Morreu ontem (05), aos 103 anos, o dono de um dos rostos mais icônicos do século 20: Kirk Douglas. Estrela da Era de Ouro de Hollywood, entre os anos 1950 e 1960, era poderoso e viril na presença física, em um tempo que isso era natural, não condicionado em academias e anabolizantes. Sua marca era outro detalhe natural: o inconfundível furo no queixo. Filho de imigrantes judeus da Rússia, nasceu nos EUA e foi batizado Issur Danielovitch. Mudou o nome para Kirk Douglas ao se alistar na Marinha do seu país, pela qual lutou na 2ª Guerra Mundial (1939/45) contra o Império do Japão.
Como ator, Kirk concorreu ao Oscar três vezes. Pelo papel do pugilista inescrupuloso em “O Invencível” (1949), de Mark Robson; como o ambicioso produtor de cinema em “Assim Estava Escrito” (1952), de Vincente Minnelli; e como o atormentado pintor holandês Vincent Van Gogh, em “Sede de Viver” (1956), também de Vincente Minnelli, codirigido por George Cukor. Sem nunca ganhar, receberia o Oscar honorário em 1996 pelo conjunto da carreira. Seu filho, o ator Michel Douglas, levaria a estatueta dourada como ator por Wall Strett (1987), de Oliver Stone.
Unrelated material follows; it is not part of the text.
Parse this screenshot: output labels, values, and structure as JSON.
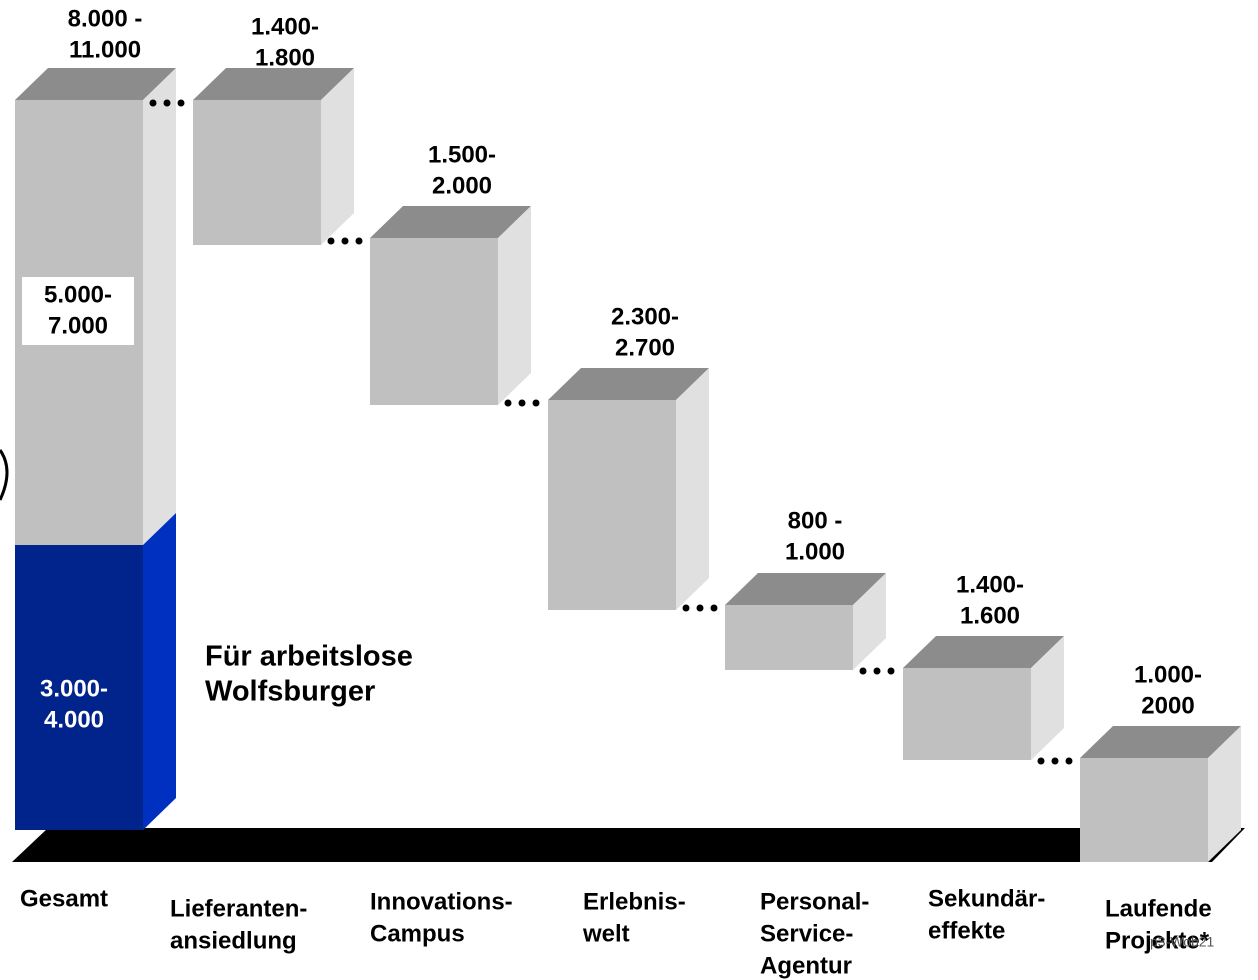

Mas os papéis pelos quais Kirk será para sempre lembrado foram em três clássicos. Dois deles dirigidos pelo, talvez, mestre do cinema dos EUA, Stanley Kubrick. O primeiro é um dos maiores filmes de guerra já realizados. “Glória Feita de Sangue” (1957) é baseado em uma história real da 1ª Guerra Mundial (1914/18) no Exército Francês. Que imortalizou a sentença do pensador inglês Samuel Johnson: “O patriotismo é o último refúgio dos canalhas”. O segundo talvez seja o auge de Kirk, ao protagonizar “Spartacus” (1960). Baseia-se em outra história real, a revolução de escravos na Roma Antiga, liderada por quem Karl Marx consideraria o primeiro herói da luta de classes. Cujo intérprete resgatou da lista negra da caça ao comunismo nos EUA o roteirista Dalton Trumbo.
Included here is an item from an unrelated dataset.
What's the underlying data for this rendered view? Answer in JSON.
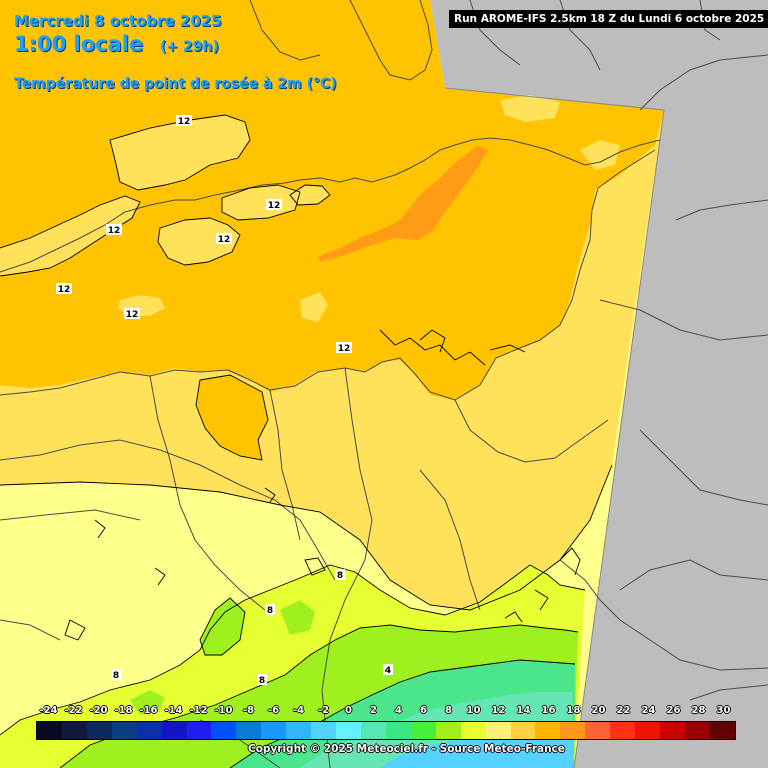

Para alguém que está nessa história de jornalismo há mais de 30 anos, nenhum filme estrelado por Kirk Douglas marcou mais do que “A Montanha dos Sete Abutres” (1951). Foi dirigido por outro mestre do cinema, o austríaco Billy Wilder. Que foi jornalista em seu país natal, quando tentou entrevistar Sigmund Freud, antes de emigrar aos EUA para fugir do avanço da Alemanha Nazista. E se tornar um dos maiores nomes de Hollywood, primeiro como roteirista, depois também como cineasta. Na corrupção da ética jornalística para ganhar leitores, tanto quanto hoje qualquer Zé Mané busca likes nas redes sociais, o diretor/roteirista e seu protagonista estavam mais de meio século à frente do seu tempo. Como convém aos gênios.
Se ainda não assistiu a nenhum desses filmes, você não sabe a inveja que tenho de você. Cada um deles foi descoberta, e referência, para a vida inteira. Como observou após a morte de Kirk Douglas uma outra jornalista, a quem muito prezo: “A gente sabe que uma vida valeu a pena quando sua morte aos 103 anos nos surpreende”.